Eine Verbindung herzustellen zwischen dem Drogenmilieu in Ingolstadt und dem Stiglmaierplatz in München, von wo Sonja Engelbrecht verschwand, dürfte viele schlüssige Details und Zusammenhänge benötigen. Denn von Engelbrecht ist nicht bekannt, dass sie in den 90ern mit Drogen in Kontakt gekommen wäre.
Doch die hohe Gewaltbereitschaft der Ingolstädter Drogenszene, in der sich Eugen S. und Sabine P. wohl bewegten, macht stutzig. Offenbar wurde der Ingolstädter Drogenmarkt damals von Russlanddeutschen kontrolliert. Möglicherweise hatte Eugen P. Drogenschulden. Laut "Donaukurier" kam es Anfang der 2000er schon einmal vor, dass Dealer säumige Schuldner im Winter über Nacht in einer Garage angekettet haben, um das Geld einzutreiben.

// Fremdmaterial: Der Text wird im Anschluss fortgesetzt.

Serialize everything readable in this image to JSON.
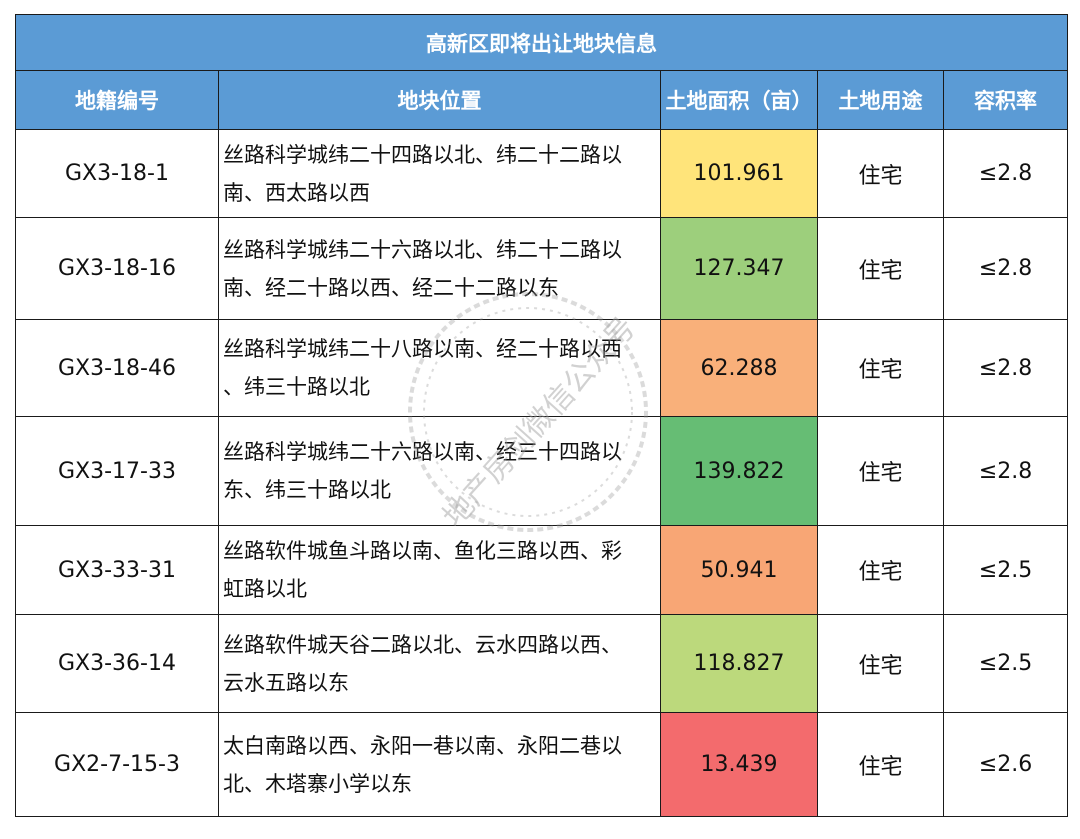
{
  "title": "高新区即将出让地块信息",
  "headers": {
    "code": "地籍编号",
    "location": "地块位置",
    "area": "土地面积（亩）",
    "use": "土地用途",
    "far": "容积率"
  },
  "rows": [
    {
      "code": "GX3-18-1",
      "loc1": "丝路科学城纬二十四路以北、纬二十二路以",
      "loc2": "南、西太路以西",
      "area": "101.961",
      "use": "住宅",
      "far": "≤2.8",
      "color": "#ffe47a"
    },
    {
      "code": "GX3-18-16",
      "loc1": "丝路科学城纬二十六路以北、纬二十二路以",
      "loc2": "南、经二十路以西、经二十二路以东",
      "area": "127.347",
      "use": "住宅",
      "far": "≤2.8",
      "color": "#9dcf7c"
    },
    {
      "code": "GX3-18-46",
      "loc1": "丝路科学城纬二十八路以南、经二十路以西",
      "loc2": "、纬三十路以北",
      "area": "62.288",
      "use": "住宅",
      "far": "≤2.8",
      "color": "#f9b07a"
    },
    {
      "code": "GX3-17-33",
      "loc1": "丝路科学城纬二十六路以南、经三十四路以",
      "loc2": "东、纬三十路以北",
      "area": "139.822",
      "use": "住宅",
      "far": "≤2.8",
      "color": "#66bd74"
    },
    {
      "code": "GX3-33-31",
      "loc1": "丝路软件城鱼斗路以南、鱼化三路以西、彩",
      "loc2": "虹路以北",
      "area": "50.941",
      "use": "住宅",
      "far": "≤2.5",
      "color": "#f8a675"
    },
    {
      "code": "GX3-36-14",
      "loc1": "丝路软件城天谷二路以北、云水四路以西、",
      "loc2": "云水五路以东",
      "area": "118.827",
      "use": "住宅",
      "far": "≤2.5",
      "color": "#bcd97c"
    },
    {
      "code": "GX2-7-15-3",
      "loc1": "太白南路以西、永阳一巷以南、永阳二巷以",
      "loc2": "北、木塔寨小学以东",
      "area": "13.439",
      "use": "住宅",
      "far": "≤2.6",
      "color": "#f36b6d"
    }
  ],
  "watermark": {
    "text": "地产房剑微信公众号"
  }
}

Eugen S. und Sabine P. wurden in einem Friedhofsgrab gesucht
Die Polizei vermutete eine Zeit lang sogar, dass die Leichen des Ingolstädter Paares in ausgehobenen Gräbern verscharrt worden sein könnten, bevor eine offiziell geplante Beerdigung stattfand. Den Tipp gab wohl damals ein Informant aus dem Drogenmilieu. Ein Grab wurde im Frühjahr 2009 deshalb geöffnet, weil das Ingolstädter Paar darin vermutet wurde. Es sei eine Methode, die im Schwerkriminellen-Milieu Russlands nicht unüblich sei, so der Informant.

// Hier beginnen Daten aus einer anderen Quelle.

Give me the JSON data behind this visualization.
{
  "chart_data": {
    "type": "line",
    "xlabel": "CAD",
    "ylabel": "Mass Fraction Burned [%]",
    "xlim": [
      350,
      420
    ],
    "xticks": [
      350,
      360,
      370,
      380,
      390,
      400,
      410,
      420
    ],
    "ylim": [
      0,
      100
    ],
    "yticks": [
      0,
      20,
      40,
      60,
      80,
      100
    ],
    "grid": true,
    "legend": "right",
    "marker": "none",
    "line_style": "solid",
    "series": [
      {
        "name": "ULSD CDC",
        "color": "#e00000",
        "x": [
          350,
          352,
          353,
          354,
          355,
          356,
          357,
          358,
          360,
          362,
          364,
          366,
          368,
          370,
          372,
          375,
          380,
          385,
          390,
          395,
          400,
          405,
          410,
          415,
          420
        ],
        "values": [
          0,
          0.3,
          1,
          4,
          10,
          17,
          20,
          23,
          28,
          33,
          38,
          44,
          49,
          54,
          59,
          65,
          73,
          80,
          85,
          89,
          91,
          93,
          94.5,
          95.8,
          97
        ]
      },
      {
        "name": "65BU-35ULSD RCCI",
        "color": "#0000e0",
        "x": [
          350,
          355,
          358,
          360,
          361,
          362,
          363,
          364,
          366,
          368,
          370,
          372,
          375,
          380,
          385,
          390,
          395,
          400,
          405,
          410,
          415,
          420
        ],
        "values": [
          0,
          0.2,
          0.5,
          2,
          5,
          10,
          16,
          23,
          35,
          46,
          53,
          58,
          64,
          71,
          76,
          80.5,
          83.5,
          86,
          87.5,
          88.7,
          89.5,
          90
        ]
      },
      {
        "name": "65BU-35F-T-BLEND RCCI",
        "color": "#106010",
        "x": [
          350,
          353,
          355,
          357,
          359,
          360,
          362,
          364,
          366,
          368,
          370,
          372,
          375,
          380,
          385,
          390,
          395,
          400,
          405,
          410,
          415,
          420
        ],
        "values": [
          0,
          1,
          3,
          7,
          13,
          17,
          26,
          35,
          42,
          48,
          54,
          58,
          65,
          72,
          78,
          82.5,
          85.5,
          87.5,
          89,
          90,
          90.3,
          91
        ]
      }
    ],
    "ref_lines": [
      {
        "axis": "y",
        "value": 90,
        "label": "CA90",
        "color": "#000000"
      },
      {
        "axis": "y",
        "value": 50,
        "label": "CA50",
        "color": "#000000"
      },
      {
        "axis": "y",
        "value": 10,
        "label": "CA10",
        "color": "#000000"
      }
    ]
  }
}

Nicht auszuschließen, natürlich pure Theorie: Ein paar Jahre zuvor, 1995, könnten Mitglieder dieser grobschlächtigen Drogenszene schon aktiv gewesen sein. Traf Sonja Engelbrecht in der Nacht ihres Verschwindens in München auf einen von ihnen, nachdem sie spät nachts alleine am Stiglmaierplatz zurückblieb? Von Ingolstadt nach München ist es schließlich keine Weltreise.
Alle warten jetzt gespannt auf Antworten rund um das Todesrätsel von Sonja Engelbrecht, vor allem ihre Angehörigen. Antworten, die sich vielleicht in den kommenden Wochen und Monaten geben lassen. Das alles könnte aber auch ziemlich ernüchternd enden, wenn weder der mutmaßliche Mörder von Sonja Engelbrecht noch der oder die Mörder des Ingolstädter Paares ermittelt werden können. Auch das ist leider möglich.